I’ll never understand why Graham Dougan didn’t succeed at a higher level. Had the combined technical ability of Brady and Bergkamp, and gallons of spunk. I still remember seeing him turn out for Brighton in the 1977/78 season. Watching home games from the stands, Manny the Dwarf would always say to me “Jaysus, that Dougan’s dripping with spunk today, no wonder the opposition can’t get near him”. Still can’t quite believe that the closest he came to silverware was a runners up medal in the Entwistle and Phillipson Eggcup Trophy. Of course, the Seagulls were robbed that day. We all… Read more »
I’ve been working at the teaspoon or half teaspoon level for the past ten years. Tablespoon? Those were the days.
Heard Arseblog got a yer da writer.
Nice column graham. My last name is Dugan maybe we are long lost cousins from way back when before the name changed.
Isn’t it a little late for April Fools?
“It also showed us that tactics are best left to generals and chess addicts, AND football managers. When that whistle goes it’s all about the players on the pitch putting in the effort, fighting for the cause, and giving 110,000%.”
Just my thoughts, but I like this guys thinking. Swapped “AND” for “not” (in AW’s case). More please.
I worry about the people who think this is serious.
The arseblog readership is usually a sharp bunch compared to most other football sites and aware that Blogs likes a good spoof article, so well played blogs for fooling so many. Loved all the subtle details like the u25 team, Zoltan and Anthony Marshall, the tactics truck, spoonful of spunk and the 33% more defender when in fact going from 2 to 3 centre halves is actually a 50% increase, etc.
Almost as brilliant as the Gent! Yet it amazes me to read some comments. Some might really need care……
Fellas, see it for what it is. Clearly a tongue in cheek take on the sad state of much of football punditry at the moment. The classic little-Englander, not-bothered-with-facts-or-tactics, run-araaand-a-bit, Richard Keys-like living nicker.
Enjoyed it!
Love this. A bit of satire for all the old British ex players who love to act like everyone had a battle axe and no nerve endings when they were playing. “In my day you drank as many pints as the number on your back before warm ups. And warm ups were just kicking each other in the groin repeatedly and saying ‘man on’.”
Dougan: Captain, Leader, Legend.
no system is any good with out the players desire and commitment when they give 100% and loose its dissapointing but worthy of the effort, like they say play for the badge on the front the name on the back gets remembered
I think he learnt all his tactics when starring in the film Mean Machine alongside Vinnie Jones, before changing his name, nationality and anything else which might connect him to that! His best defensive moment was against Basildon Fawlty, although completely demolished by Sybil.
Absolutely awful piece of writing, just one big moan from a nobody when football was just about clattering each other on the pitch, bore off mate!
It’s satire. This person does not exist. This is a joke article.
Some of these comments are astonishing
”he is a regular pundit in Malta…” oh my god somebody knows my country exists!!! 😀
Graham didn’t change his name from Dave Pundit, did he?

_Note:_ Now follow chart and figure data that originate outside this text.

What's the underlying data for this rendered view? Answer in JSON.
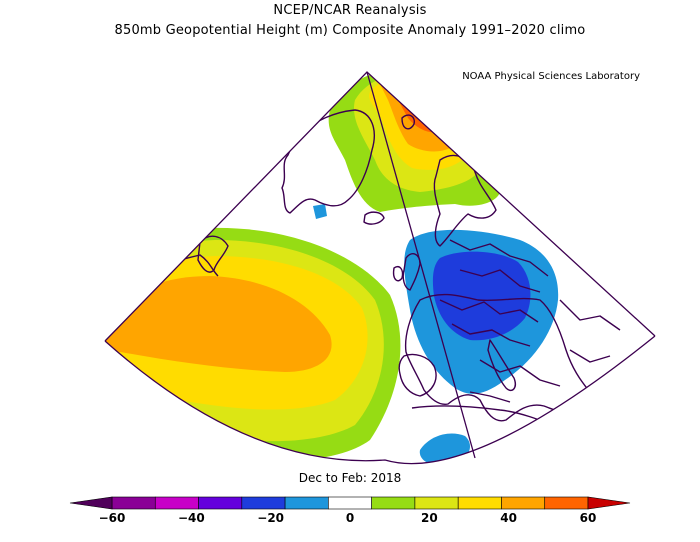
{
  "header": {
    "line1": "NCEP/NCAR Reanalysis",
    "line2": "850mb Geopotential Height (m) Composite Anomaly 1991–2020 climo",
    "credit": "NOAA Physical Sciences Laboratory"
  },
  "period_label": "Dec to Feb: 2018",
  "colorbar": {
    "ticks": [
      "−60",
      "−40",
      "−20",
      "0",
      "20",
      "40",
      "60"
    ],
    "tick_values": [
      -60,
      -40,
      -20,
      0,
      20,
      40,
      60
    ],
    "bins": [
      -60,
      -50,
      -40,
      -30,
      -20,
      -10,
      10,
      20,
      30,
      40,
      50,
      60
    ],
    "colors": [
      "#8a0096",
      "#c800c8",
      "#6400dc",
      "#1e3cdc",
      "#1e96dc",
      "#ffffff",
      "#96dc14",
      "#dce614",
      "#ffdc00",
      "#ffa500",
      "#ff6400"
    ],
    "low_cap_color": "#50005a",
    "high_cap_color": "#c80000"
  },
  "map_data": {
    "field": "850mb geopotential height anomaly",
    "units": "m",
    "region": "North Atlantic and Europe"
  }
}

Did he sensor his conclusions just cause it was to be piblished on arseblog? Blaming the players regardless of formation.

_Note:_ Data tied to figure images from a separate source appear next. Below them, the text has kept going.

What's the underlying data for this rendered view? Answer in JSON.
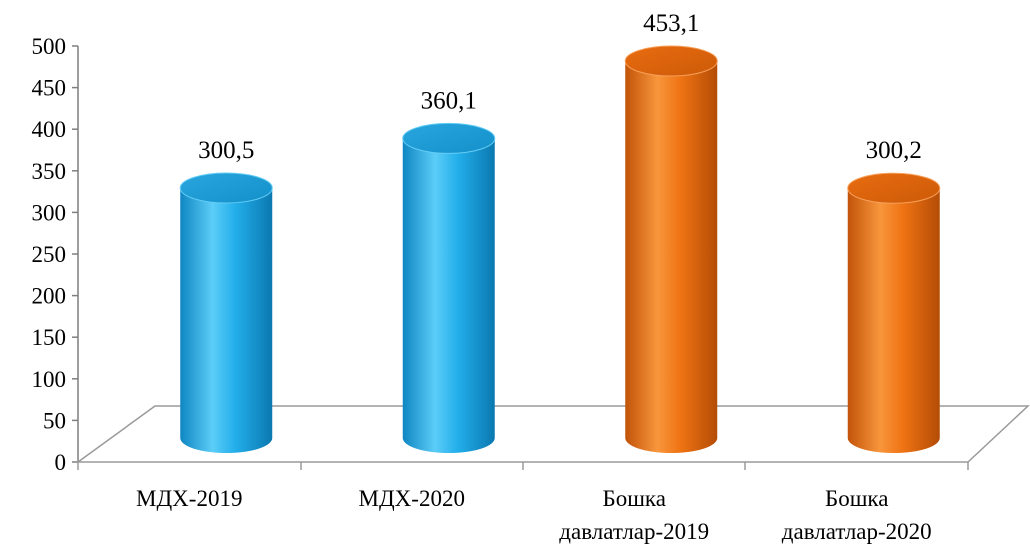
{
  "chart_data": {
    "type": "bar",
    "style": "3d-cylinder",
    "title": "",
    "xlabel": "",
    "ylabel": "",
    "ylim": [
      0,
      500
    ],
    "yticks": [
      0,
      50,
      100,
      150,
      200,
      250,
      300,
      350,
      400,
      450,
      500
    ],
    "grid": false,
    "categories": [
      [
        "МДХ-2019"
      ],
      [
        "МДХ-2020"
      ],
      [
        "Бошка",
        "давлатлар-2019"
      ],
      [
        "Бошка",
        "давлатлар-2020"
      ]
    ],
    "values": [
      300.5,
      360.1,
      453.1,
      300.2
    ],
    "data_labels": [
      "300,5",
      "360,1",
      "453,1",
      "300,2"
    ],
    "colors": [
      "#1fa9e8",
      "#1fa9e8",
      "#f07417",
      "#f07417"
    ]
  }
}
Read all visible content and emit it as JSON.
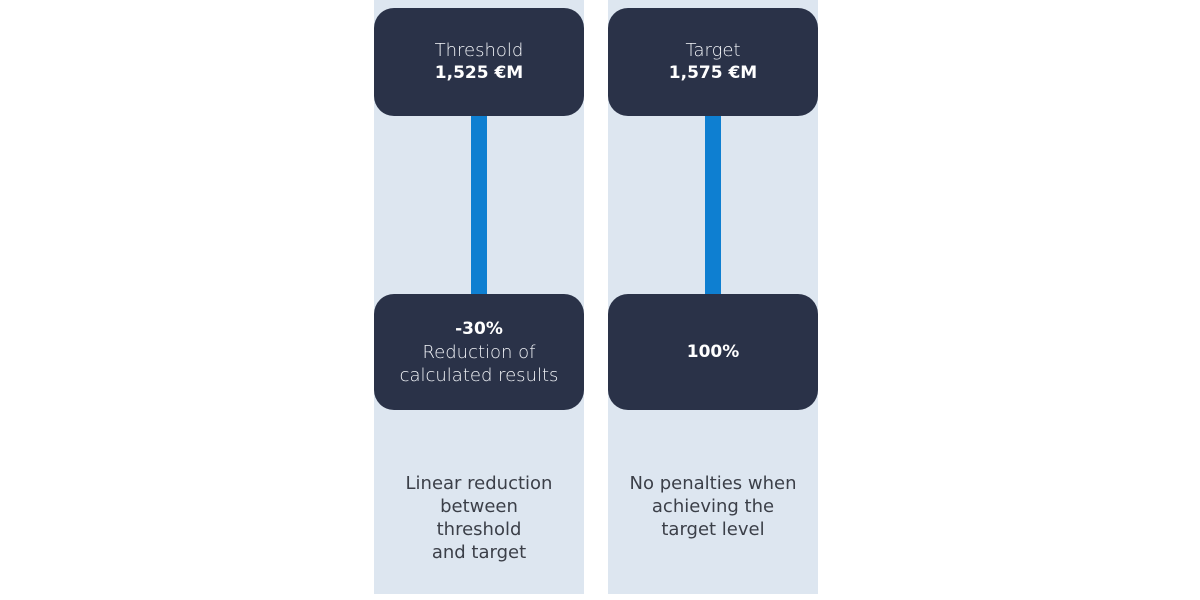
{
  "colors": {
    "panel_bg": "#dde6f0",
    "box_bg": "#2a3248",
    "connector": "#0e7fd1",
    "caption_text": "#3b3f48"
  },
  "left": {
    "top_label": "Threshold",
    "top_value": "1,525 €M",
    "bottom_value": "-30%",
    "bottom_line1": "Reduction of",
    "bottom_line2": "calculated results",
    "caption_lines": [
      "Linear reduction",
      "between",
      "threshold",
      "and target"
    ]
  },
  "right": {
    "top_label": "Target",
    "top_value": "1,575 €M",
    "bottom_value": "100%",
    "caption_lines": [
      "No penalties when",
      "achieving the",
      "target level"
    ]
  }
}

Sorry who wrote this crap.get rid of him.
if this was real it would be the worst article ever to grace this website…..luckily i’m 97% sure its just banter…..82%…..50/50
??? masterful
Masterclass ??? ??
Great read! 😀
Be honest, Blogs — isn’t “Derek Dougan” just the latest of your pseudonyms?
Mind-slip: of course I mean “Graham …”
Fun add blogs, More humor and irreverence is always a welcome quality for me.
This article is a spoof FFS!! LOL at the quasi-pseuds critiquing it and then giving the “I knew it was a joke, it’s just not funny” BS when the joke is pointed out to them. Take your righteous indignation to the comments section of Arsenal TV or the Online Gooner echo-chamber. Great work Arseblog.